Va a finire che per andare controcorrente serve il coraggio di tornare a essere un po’ noiosi. Senza scomodare le grigissime tribune degli anni Settanta, ci mancherebbe. Però questo analfabetismo civico di ritorno va pur contrastato in qualche modo.
I populismi e i loro stilemi non si rincorrono, non si sottovalutano, non si ignorano. Si combattono invece, con una nuova resistenza che mira a creare partecipazione consapevole.
La politica cambia la vita della gente: in meglio o in peggio, poco o tanto: ma la cambia. Starsene alla larga è un paradosso. Parimenti, è faccenda complessa e questa complessità va esplicitata, non nascosta dietro a slogan e hashtag.
Le persone hanno diritto ad avere coordinate (loro malgrado, a volte), a essere fornite di strumenti per decodificare la realtà. Devono poter capire che l’oggettività dei dati, l’approfondimento dei limiti e delle possibilità reali, il piano della discussione (locale, regionale, nazionale, internazionale) sono variabili importanti che pesano sulle decisioni di chi amministra.

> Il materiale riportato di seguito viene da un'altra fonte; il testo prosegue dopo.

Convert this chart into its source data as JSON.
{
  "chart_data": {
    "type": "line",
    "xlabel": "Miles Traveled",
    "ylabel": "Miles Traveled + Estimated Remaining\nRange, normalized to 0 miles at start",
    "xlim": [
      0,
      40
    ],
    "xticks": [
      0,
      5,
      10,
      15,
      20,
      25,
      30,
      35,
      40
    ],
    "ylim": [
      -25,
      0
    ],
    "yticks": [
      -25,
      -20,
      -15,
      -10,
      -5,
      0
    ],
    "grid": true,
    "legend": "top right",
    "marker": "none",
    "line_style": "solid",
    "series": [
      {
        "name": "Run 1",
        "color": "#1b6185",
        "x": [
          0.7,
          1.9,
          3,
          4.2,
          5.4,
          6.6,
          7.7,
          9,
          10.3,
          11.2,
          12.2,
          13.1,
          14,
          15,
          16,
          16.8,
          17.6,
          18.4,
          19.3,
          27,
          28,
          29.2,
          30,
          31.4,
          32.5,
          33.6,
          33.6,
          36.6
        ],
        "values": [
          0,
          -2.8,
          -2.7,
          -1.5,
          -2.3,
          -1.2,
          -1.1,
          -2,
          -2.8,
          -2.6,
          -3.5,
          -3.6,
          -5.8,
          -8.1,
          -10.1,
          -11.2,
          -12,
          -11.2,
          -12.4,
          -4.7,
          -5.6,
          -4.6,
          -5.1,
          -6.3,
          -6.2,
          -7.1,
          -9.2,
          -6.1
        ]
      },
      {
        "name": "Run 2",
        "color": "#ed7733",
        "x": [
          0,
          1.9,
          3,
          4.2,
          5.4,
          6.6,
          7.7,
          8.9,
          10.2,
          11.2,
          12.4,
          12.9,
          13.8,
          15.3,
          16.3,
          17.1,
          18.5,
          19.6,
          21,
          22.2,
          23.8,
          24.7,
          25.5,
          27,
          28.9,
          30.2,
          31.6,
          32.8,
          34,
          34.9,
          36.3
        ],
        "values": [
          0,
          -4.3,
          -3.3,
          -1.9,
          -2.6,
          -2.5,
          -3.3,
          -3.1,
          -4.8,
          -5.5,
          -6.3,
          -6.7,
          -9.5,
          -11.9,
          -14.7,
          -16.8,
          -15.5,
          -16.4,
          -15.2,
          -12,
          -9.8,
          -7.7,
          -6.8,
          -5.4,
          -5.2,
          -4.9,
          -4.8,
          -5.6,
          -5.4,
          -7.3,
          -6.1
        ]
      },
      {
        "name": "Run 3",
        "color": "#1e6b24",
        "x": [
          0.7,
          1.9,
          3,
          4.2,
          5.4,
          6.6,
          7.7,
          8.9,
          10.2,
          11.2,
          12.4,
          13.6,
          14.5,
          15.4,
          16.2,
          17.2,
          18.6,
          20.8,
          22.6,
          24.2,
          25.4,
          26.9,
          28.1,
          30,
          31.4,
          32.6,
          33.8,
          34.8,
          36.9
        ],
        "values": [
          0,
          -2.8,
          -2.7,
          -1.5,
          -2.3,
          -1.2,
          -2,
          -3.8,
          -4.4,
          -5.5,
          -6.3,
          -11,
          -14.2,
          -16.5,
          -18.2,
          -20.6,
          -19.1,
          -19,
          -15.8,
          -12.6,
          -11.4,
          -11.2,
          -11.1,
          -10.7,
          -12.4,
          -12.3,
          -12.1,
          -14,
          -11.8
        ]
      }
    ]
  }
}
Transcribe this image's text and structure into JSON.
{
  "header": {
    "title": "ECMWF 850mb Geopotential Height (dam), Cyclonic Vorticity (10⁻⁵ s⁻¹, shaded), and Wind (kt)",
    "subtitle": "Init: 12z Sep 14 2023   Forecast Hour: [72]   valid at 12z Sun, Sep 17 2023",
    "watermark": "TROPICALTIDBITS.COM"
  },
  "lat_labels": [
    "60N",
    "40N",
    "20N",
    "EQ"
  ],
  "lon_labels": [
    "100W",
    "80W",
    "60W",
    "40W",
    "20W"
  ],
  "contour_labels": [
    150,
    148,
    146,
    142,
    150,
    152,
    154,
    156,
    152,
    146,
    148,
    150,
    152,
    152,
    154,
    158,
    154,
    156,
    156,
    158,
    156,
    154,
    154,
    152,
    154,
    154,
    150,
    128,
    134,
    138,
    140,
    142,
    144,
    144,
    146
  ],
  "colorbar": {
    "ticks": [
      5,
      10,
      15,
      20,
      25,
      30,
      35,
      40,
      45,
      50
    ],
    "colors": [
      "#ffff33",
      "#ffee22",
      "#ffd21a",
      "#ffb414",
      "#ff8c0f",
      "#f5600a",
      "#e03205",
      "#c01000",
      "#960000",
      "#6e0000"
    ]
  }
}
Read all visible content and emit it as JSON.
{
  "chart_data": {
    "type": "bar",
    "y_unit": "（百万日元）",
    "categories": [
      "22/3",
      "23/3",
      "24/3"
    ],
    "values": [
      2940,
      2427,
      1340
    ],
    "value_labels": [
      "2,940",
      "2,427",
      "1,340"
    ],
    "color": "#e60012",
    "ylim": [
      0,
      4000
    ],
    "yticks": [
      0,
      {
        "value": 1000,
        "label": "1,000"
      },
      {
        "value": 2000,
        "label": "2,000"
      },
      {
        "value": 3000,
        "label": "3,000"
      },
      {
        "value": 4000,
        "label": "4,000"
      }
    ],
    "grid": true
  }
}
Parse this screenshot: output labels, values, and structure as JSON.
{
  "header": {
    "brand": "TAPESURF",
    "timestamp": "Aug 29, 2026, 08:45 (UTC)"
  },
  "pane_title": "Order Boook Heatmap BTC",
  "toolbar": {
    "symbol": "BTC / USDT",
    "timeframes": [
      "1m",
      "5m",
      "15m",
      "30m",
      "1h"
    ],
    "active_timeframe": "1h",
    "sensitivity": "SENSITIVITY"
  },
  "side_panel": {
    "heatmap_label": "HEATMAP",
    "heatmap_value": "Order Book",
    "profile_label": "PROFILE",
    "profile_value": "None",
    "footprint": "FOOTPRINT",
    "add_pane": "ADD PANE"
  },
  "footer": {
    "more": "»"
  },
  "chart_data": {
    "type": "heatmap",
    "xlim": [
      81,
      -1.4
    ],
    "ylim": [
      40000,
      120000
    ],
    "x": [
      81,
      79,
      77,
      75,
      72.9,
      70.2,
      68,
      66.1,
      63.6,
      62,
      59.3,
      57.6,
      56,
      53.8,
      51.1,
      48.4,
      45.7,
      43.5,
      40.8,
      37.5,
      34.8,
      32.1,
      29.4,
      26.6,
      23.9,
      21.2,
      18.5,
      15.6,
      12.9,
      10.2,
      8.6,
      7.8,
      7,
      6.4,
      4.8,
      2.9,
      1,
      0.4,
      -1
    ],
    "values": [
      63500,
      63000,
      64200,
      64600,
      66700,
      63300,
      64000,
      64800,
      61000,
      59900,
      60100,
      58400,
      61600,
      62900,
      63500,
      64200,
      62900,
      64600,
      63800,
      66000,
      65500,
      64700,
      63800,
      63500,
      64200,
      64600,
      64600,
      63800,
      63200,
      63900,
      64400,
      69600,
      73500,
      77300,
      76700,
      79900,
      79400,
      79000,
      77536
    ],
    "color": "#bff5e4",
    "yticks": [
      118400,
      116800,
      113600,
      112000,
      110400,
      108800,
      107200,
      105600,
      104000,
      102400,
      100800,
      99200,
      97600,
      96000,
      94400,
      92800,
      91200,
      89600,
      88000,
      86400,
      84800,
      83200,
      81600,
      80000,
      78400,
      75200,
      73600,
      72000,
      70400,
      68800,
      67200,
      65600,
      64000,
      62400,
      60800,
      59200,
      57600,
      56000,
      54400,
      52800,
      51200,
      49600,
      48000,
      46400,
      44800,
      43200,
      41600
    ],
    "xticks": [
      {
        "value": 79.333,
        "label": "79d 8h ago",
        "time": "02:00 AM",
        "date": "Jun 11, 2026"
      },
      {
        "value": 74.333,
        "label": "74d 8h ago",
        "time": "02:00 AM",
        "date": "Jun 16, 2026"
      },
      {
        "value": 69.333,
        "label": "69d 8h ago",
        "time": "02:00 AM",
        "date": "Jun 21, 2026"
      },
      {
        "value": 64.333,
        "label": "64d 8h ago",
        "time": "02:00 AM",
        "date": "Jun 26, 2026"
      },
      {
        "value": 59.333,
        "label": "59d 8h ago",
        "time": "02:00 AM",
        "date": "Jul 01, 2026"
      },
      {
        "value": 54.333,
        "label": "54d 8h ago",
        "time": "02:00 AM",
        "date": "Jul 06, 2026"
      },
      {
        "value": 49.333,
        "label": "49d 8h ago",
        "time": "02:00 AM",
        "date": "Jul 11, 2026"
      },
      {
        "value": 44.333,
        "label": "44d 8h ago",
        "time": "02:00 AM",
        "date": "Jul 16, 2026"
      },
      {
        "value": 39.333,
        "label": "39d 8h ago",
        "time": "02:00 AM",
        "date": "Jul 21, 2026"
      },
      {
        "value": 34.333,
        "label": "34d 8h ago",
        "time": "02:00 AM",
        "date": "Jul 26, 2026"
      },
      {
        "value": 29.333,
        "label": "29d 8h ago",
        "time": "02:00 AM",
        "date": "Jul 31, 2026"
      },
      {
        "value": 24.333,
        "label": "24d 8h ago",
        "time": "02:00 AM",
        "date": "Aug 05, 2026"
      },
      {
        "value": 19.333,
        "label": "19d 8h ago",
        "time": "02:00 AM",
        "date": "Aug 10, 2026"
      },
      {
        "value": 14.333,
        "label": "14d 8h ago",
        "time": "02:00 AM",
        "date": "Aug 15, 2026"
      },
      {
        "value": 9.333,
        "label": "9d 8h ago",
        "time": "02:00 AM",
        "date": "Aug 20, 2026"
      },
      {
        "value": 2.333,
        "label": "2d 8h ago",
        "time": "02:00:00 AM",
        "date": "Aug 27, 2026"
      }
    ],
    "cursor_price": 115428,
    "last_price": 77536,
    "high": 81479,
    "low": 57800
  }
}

Su scala generale si è persa la voglia di andare a fondo, di capire, di elaborare idee a partire da una conoscenza di base. La stessa, capitale, differenza tra democrazia rappresentativa (quale siamo) e plebiscitaria (come qualcuno vorrebbe) è ormai un’idea confusa, che alimenta false aspettative da una parte e alibi deresponsabilizzanti dall’altra.
Chi è eletto non può cercare scappatoie dall’onere/onore di prendere decisioni, magari con sondaggi in rete dove i “si” e i “no” derivano quasi sempre da opzioni indipendenti dalla reale padronanza dell’argomento in questione.
Spendersi per rimediare a un tale cortocircuito è il modo migliore per prendere le distanze da chi fa sterile propaganda. Una strategia che costa fatica e non garantisce un ritorno immediato in termini di consenso.
Sullo “scatto breve”, la serietà avrà sempre la peggio contro la demagogia. Sulla “lunga distanza” invece non può esserci competizione. La fiducia si fonda sulla conoscenza.
Oggi va riconquistata questa fiducia, sudandosela con passione e sacrificio, col sorriso di chi è serio senza essere serioso (i populisti non ridono, troppo presi a cercare nemici e lanciar crociate!), privilegiando il confronto critico ai proselitismi, l’assunzione di responsabilità alla bulimia referendaria, la cultura e un certo stile alla trivialità di messaggi pret a porter, buoni solo a solleticare le pulsioni del momento.